Женщина сказала тихо и печально:
– Всегда бьют и обижают самых слабых и беспомощных.
Азазель пожал плечами.
– Это везде, – сказал он равнодушно, что еще больше разозлило Михаила. – В школах, спортивных клубах, на солдатчине…
– Я уже несколько лет присматриваю за нею, – сказал мужчина. – Да, еще с детского сада.
Азазель поинтересовался медленно:
– И всякий раз… вот так?
Тот помедлил с ответом, указал взглядом на Михаила.
– Это ваш друг?
– Нет, – ответил Азазель, – какой он друг? Он вообще не имеет понятия о дружбе. Но он в курсе.

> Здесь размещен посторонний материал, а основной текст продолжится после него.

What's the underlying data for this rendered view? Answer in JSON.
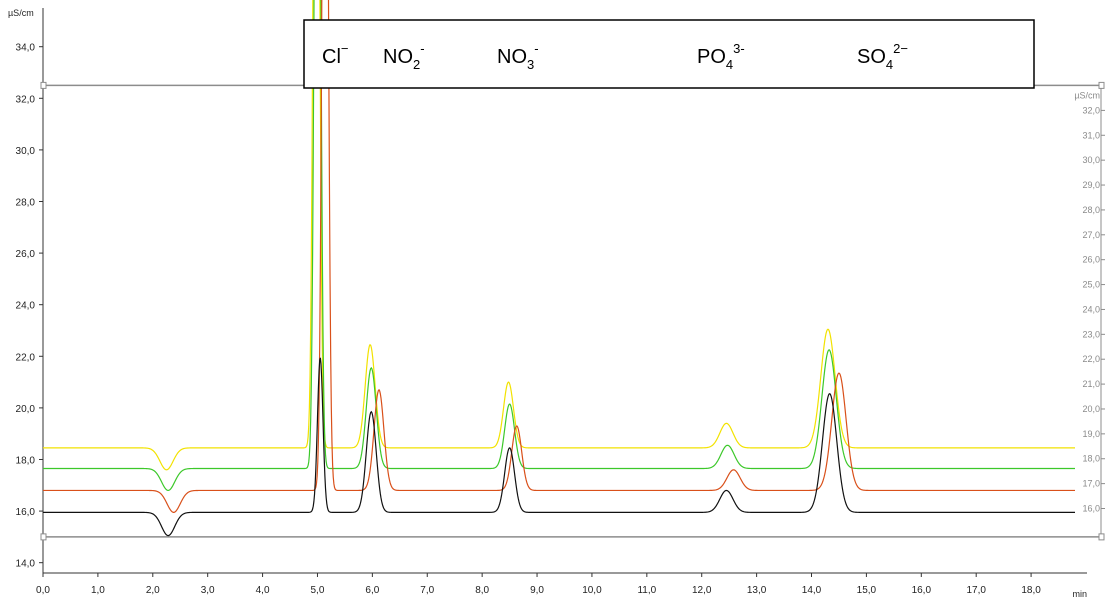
{
  "chart_data": {
    "type": "line",
    "x": [
      0,
      18.8
    ],
    "xlim": [
      0,
      18.8
    ],
    "ylim": [
      13.6,
      35.5
    ],
    "xlabel": "min",
    "ylabel": "µS/cm",
    "y2label": "µS/cm",
    "x_ticks": [
      "0,0",
      "1,0",
      "2,0",
      "3,0",
      "4,0",
      "5,0",
      "6,0",
      "7,0",
      "8,0",
      "9,0",
      "10,0",
      "11,0",
      "12,0",
      "13,0",
      "14,0",
      "15,0",
      "16,0",
      "17,0",
      "18,0"
    ],
    "x_tick_values": [
      0,
      1,
      2,
      3,
      4,
      5,
      6,
      7,
      8,
      9,
      10,
      11,
      12,
      13,
      14,
      15,
      16,
      17,
      18
    ],
    "y_ticks": [
      "14,0",
      "16,0",
      "18,0",
      "20,0",
      "22,0",
      "24,0",
      "26,0",
      "28,0",
      "30,0",
      "32,0",
      "34,0"
    ],
    "y_tick_values": [
      14,
      16,
      18,
      20,
      22,
      24,
      26,
      28,
      30,
      32,
      34
    ],
    "y2_ticks": [
      "16,0",
      "17,0",
      "18,0",
      "19,0",
      "20,0",
      "21,0",
      "22,0",
      "23,0",
      "24,0",
      "25,0",
      "26,0",
      "27,0",
      "28,0",
      "29,0",
      "30,0",
      "31,0",
      "32,0"
    ],
    "y2_tick_values": [
      16,
      17,
      18,
      19,
      20,
      21,
      22,
      23,
      24,
      25,
      26,
      27,
      28,
      29,
      30,
      31,
      32
    ],
    "plot_window_y": [
      15.0,
      32.5
    ],
    "ions": [
      {
        "base": "Cl",
        "sup": "−",
        "sub": "",
        "x": 4.9
      },
      {
        "base": "NO",
        "sub": "2",
        "sup": "-",
        "x": 5.95
      },
      {
        "base": "NO",
        "sub": "3",
        "sup": "-",
        "x": 8.5
      },
      {
        "base": "PO",
        "sub": "4",
        "sup": "3-",
        "x": 12.4
      },
      {
        "base": "SO",
        "sub": "4",
        "sup": "2−",
        "x": 14.3
      }
    ],
    "series": [
      {
        "color": "#f2e200",
        "baseline": 18.45,
        "dip": {
          "x": 2.25,
          "depth": 0.85,
          "width": 0.12
        },
        "peaks": [
          {
            "x": 4.98,
            "height": 40.0,
            "width": 0.05
          },
          {
            "x": 5.96,
            "height": 4.0,
            "width": 0.09
          },
          {
            "x": 8.48,
            "height": 2.55,
            "width": 0.09
          },
          {
            "x": 12.45,
            "height": 0.95,
            "width": 0.12
          },
          {
            "x": 14.3,
            "height": 4.6,
            "width": 0.13
          }
        ]
      },
      {
        "color": "#3cc82a",
        "baseline": 17.65,
        "dip": {
          "x": 2.28,
          "depth": 0.85,
          "width": 0.12
        },
        "peaks": [
          {
            "x": 5.0,
            "height": 40.0,
            "width": 0.05
          },
          {
            "x": 5.98,
            "height": 3.9,
            "width": 0.09
          },
          {
            "x": 8.5,
            "height": 2.5,
            "width": 0.09
          },
          {
            "x": 12.47,
            "height": 0.9,
            "width": 0.12
          },
          {
            "x": 14.32,
            "height": 4.6,
            "width": 0.13
          }
        ]
      },
      {
        "color": "#d9501a",
        "baseline": 16.8,
        "dip": {
          "x": 2.38,
          "depth": 0.85,
          "width": 0.12
        },
        "peaks": [
          {
            "x": 5.14,
            "height": 40.0,
            "width": 0.05
          },
          {
            "x": 6.12,
            "height": 3.9,
            "width": 0.09
          },
          {
            "x": 8.63,
            "height": 2.5,
            "width": 0.09
          },
          {
            "x": 12.58,
            "height": 0.8,
            "width": 0.12
          },
          {
            "x": 14.5,
            "height": 4.55,
            "width": 0.13
          }
        ]
      },
      {
        "color": "#111111",
        "baseline": 15.95,
        "dip": {
          "x": 2.28,
          "depth": 0.9,
          "width": 0.12
        },
        "peaks": [
          {
            "x": 5.05,
            "height": 6.0,
            "width": 0.05
          },
          {
            "x": 5.98,
            "height": 3.9,
            "width": 0.09
          },
          {
            "x": 8.5,
            "height": 2.5,
            "width": 0.09
          },
          {
            "x": 12.45,
            "height": 0.85,
            "width": 0.12
          },
          {
            "x": 14.33,
            "height": 4.6,
            "width": 0.13
          }
        ]
      }
    ]
  }
}
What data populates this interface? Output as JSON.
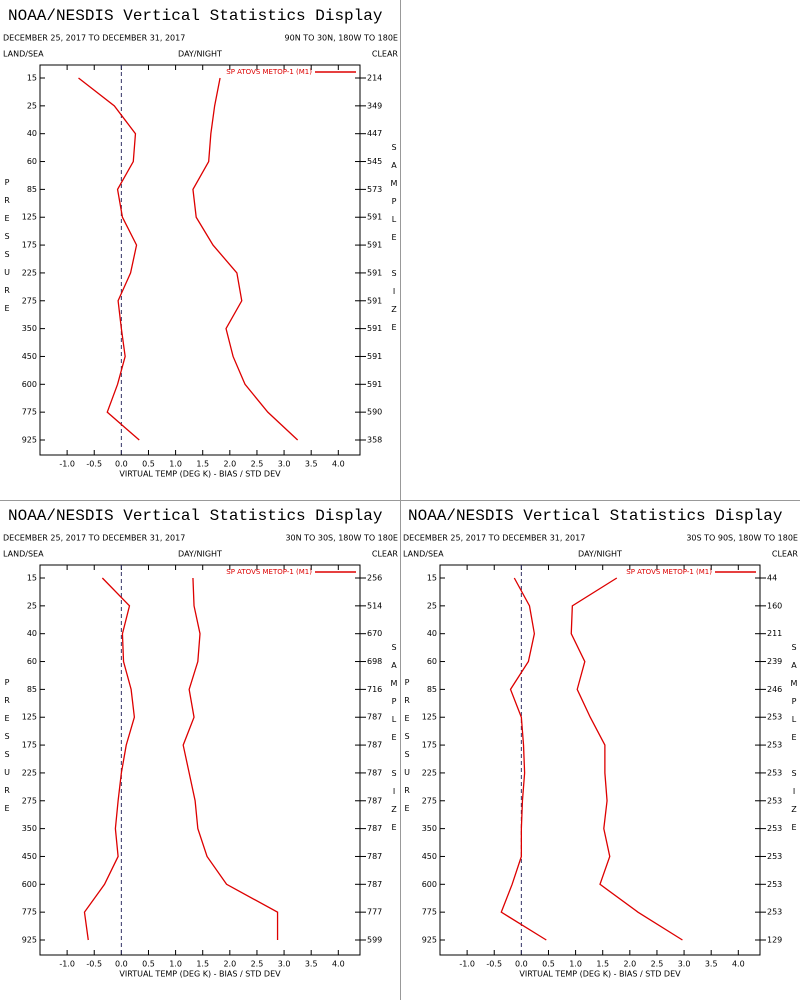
{
  "chart_data": [
    {
      "type": "line",
      "title": "NOAA/NESDIS Vertical Statistics Display",
      "subtitle": "DECEMBER 25, 2017 TO DECEMBER 31, 2017",
      "region": "90N TO 30N, 180W TO 180E",
      "land_sea": "LAND/SEA",
      "day_night": "DAY/NIGHT",
      "clear": "CLEAR",
      "ylabel": "PRESSURE",
      "y2label": "SAMPLE SIZE",
      "xlabel": "VIRTUAL TEMP (DEG K) - BIAS / STD DEV",
      "legend": "SP ATOVS METOP-1 (M1)",
      "categories": [
        15,
        25,
        40,
        60,
        85,
        125,
        175,
        225,
        275,
        350,
        450,
        600,
        775,
        925
      ],
      "sample_size": [
        214,
        349,
        447,
        545,
        573,
        591,
        591,
        591,
        591,
        591,
        591,
        591,
        590,
        358
      ],
      "series": [
        {
          "color": "#dd0000",
          "values": [
            -0.79,
            -0.13,
            0.26,
            0.22,
            -0.07,
            0.02,
            0.28,
            0.17,
            -0.06,
            0.0,
            0.07,
            -0.07,
            -0.26,
            0.33
          ]
        },
        {
          "color": "#dd0000",
          "values": [
            1.82,
            1.72,
            1.65,
            1.61,
            1.32,
            1.38,
            1.69,
            2.13,
            2.22,
            1.93,
            2.06,
            2.28,
            2.7,
            3.25
          ]
        }
      ],
      "xlim": [
        -1.5,
        4.4
      ],
      "xticks": [
        {
          "value": -1.0,
          "label": "-1.0"
        },
        {
          "value": -0.5,
          "label": "-0.5"
        },
        {
          "value": 0.0,
          "label": "0.0"
        },
        {
          "value": 0.5,
          "label": "0.5"
        },
        {
          "value": 1.0,
          "label": "1.0"
        },
        {
          "value": 1.5,
          "label": "1.5"
        },
        {
          "value": 2.0,
          "label": "2.0"
        },
        {
          "value": 2.5,
          "label": "2.5"
        },
        {
          "value": 3.0,
          "label": "3.0"
        },
        {
          "value": 3.5,
          "label": "3.5"
        },
        {
          "value": 4.0,
          "label": "4.0"
        }
      ],
      "zero_line": 0
    },
    {
      "type": "line",
      "title": "NOAA/NESDIS Vertical Statistics Display",
      "subtitle": "DECEMBER 25, 2017 TO DECEMBER 31, 2017",
      "region": "30N TO 30S, 180W TO 180E",
      "land_sea": "LAND/SEA",
      "day_night": "DAY/NIGHT",
      "clear": "CLEAR",
      "ylabel": "PRESSURE",
      "y2label": "SAMPLE SIZE",
      "xlabel": "VIRTUAL TEMP (DEG K) - BIAS / STD DEV",
      "legend": "SP ATOVS METOP-1 (M1)",
      "categories": [
        15,
        25,
        40,
        60,
        85,
        125,
        175,
        225,
        275,
        350,
        450,
        600,
        775,
        925
      ],
      "sample_size": [
        256,
        514,
        670,
        698,
        716,
        787,
        787,
        787,
        787,
        787,
        787,
        787,
        777,
        599
      ],
      "series": [
        {
          "color": "#dd0000",
          "values": [
            -0.35,
            0.15,
            0.02,
            0.04,
            0.18,
            0.24,
            0.09,
            0.0,
            -0.06,
            -0.11,
            -0.06,
            -0.31,
            -0.68,
            -0.61
          ]
        },
        {
          "color": "#dd0000",
          "values": [
            1.32,
            1.34,
            1.45,
            1.41,
            1.25,
            1.34,
            1.14,
            1.25,
            1.36,
            1.41,
            1.58,
            1.94,
            2.88,
            2.88
          ]
        }
      ],
      "xlim": [
        -1.5,
        4.4
      ],
      "xticks": [
        {
          "value": -1.0,
          "label": "-1.0"
        },
        {
          "value": -0.5,
          "label": "-0.5"
        },
        {
          "value": 0.0,
          "label": "0.0"
        },
        {
          "value": 0.5,
          "label": "0.5"
        },
        {
          "value": 1.0,
          "label": "1.0"
        },
        {
          "value": 1.5,
          "label": "1.5"
        },
        {
          "value": 2.0,
          "label": "2.0"
        },
        {
          "value": 2.5,
          "label": "2.5"
        },
        {
          "value": 3.0,
          "label": "3.0"
        },
        {
          "value": 3.5,
          "label": "3.5"
        },
        {
          "value": 4.0,
          "label": "4.0"
        }
      ],
      "zero_line": 0
    },
    {
      "type": "line",
      "title": "NOAA/NESDIS Vertical Statistics Display",
      "subtitle": "DECEMBER 25, 2017 TO DECEMBER 31, 2017",
      "region": "30S TO 90S, 180W TO 180E",
      "land_sea": "LAND/SEA",
      "day_night": "DAY/NIGHT",
      "clear": "CLEAR",
      "ylabel": "PRESSURE",
      "y2label": "SAMPLE SIZE",
      "xlabel": "VIRTUAL TEMP (DEG K) - BIAS / STD DEV",
      "legend": "SP ATOVS METOP-1 (M1)",
      "categories": [
        15,
        25,
        40,
        60,
        85,
        125,
        175,
        225,
        275,
        350,
        450,
        600,
        775,
        925
      ],
      "sample_size": [
        44,
        160,
        211,
        239,
        246,
        253,
        253,
        253,
        253,
        253,
        253,
        253,
        253,
        129
      ],
      "series": [
        {
          "color": "#dd0000",
          "values": [
            -0.13,
            0.15,
            0.24,
            0.13,
            -0.2,
            0.0,
            0.04,
            0.06,
            0.02,
            0.0,
            0.0,
            -0.17,
            -0.37,
            0.46
          ]
        },
        {
          "color": "#dd0000",
          "values": [
            1.76,
            0.94,
            0.92,
            1.17,
            1.03,
            1.27,
            1.54,
            1.54,
            1.58,
            1.52,
            1.63,
            1.45,
            2.15,
            2.97
          ]
        }
      ],
      "xlim": [
        -1.5,
        4.4
      ],
      "xticks": [
        {
          "value": -1.0,
          "label": "-1.0"
        },
        {
          "value": -0.5,
          "label": "-0.5"
        },
        {
          "value": 0.0,
          "label": "0.0"
        },
        {
          "value": 0.5,
          "label": "0.5"
        },
        {
          "value": 1.0,
          "label": "1.0"
        },
        {
          "value": 1.5,
          "label": "1.5"
        },
        {
          "value": 2.0,
          "label": "2.0"
        },
        {
          "value": 2.5,
          "label": "2.5"
        },
        {
          "value": 3.0,
          "label": "3.0"
        },
        {
          "value": 3.5,
          "label": "3.5"
        },
        {
          "value": 4.0,
          "label": "4.0"
        }
      ],
      "zero_line": 0
    }
  ]
}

Мужчина вздохнул, в его голосе Михаил уловил отчаяние, но в то же время заметно, как изо всех сил старается держаться достойно:
– А что я мог сделать? Обращаться в полицию? Для них нужно, чтобы убийство или хотя бы увечье. Из-за детских слез и обид пальцем не шелохнут… В надзорные тоже не обратишься, кто мы такие?… Хотя да, пару раз обращались, так нам такое ответили…
Женщина сказала с болью:
– Но что мы могли?… Когда в детском саду ее били другие дети, мы старались их чем-то отвлечь… Когда такое же видели в школе, тоже пытались как могли… иногда получалось не совсем как мы хотели…
Азазель пожал плечами.
– Это пустяки. Подумаешь, пара сломанных ног, вывернутых рук, порванные связки, порезанный палец, царапины, кровоподтеки…
Она опустила голову.
– Мы поступали нехорошо, я знаю…
– Да, – согласился Азазель. – Очень нехорошо. Если, конечно, придерживаться сегодняшних законов.
– А вчерашних? – спросил мужчина. Михаил уловил в его тихом интеллигентном голосе слабую надежду.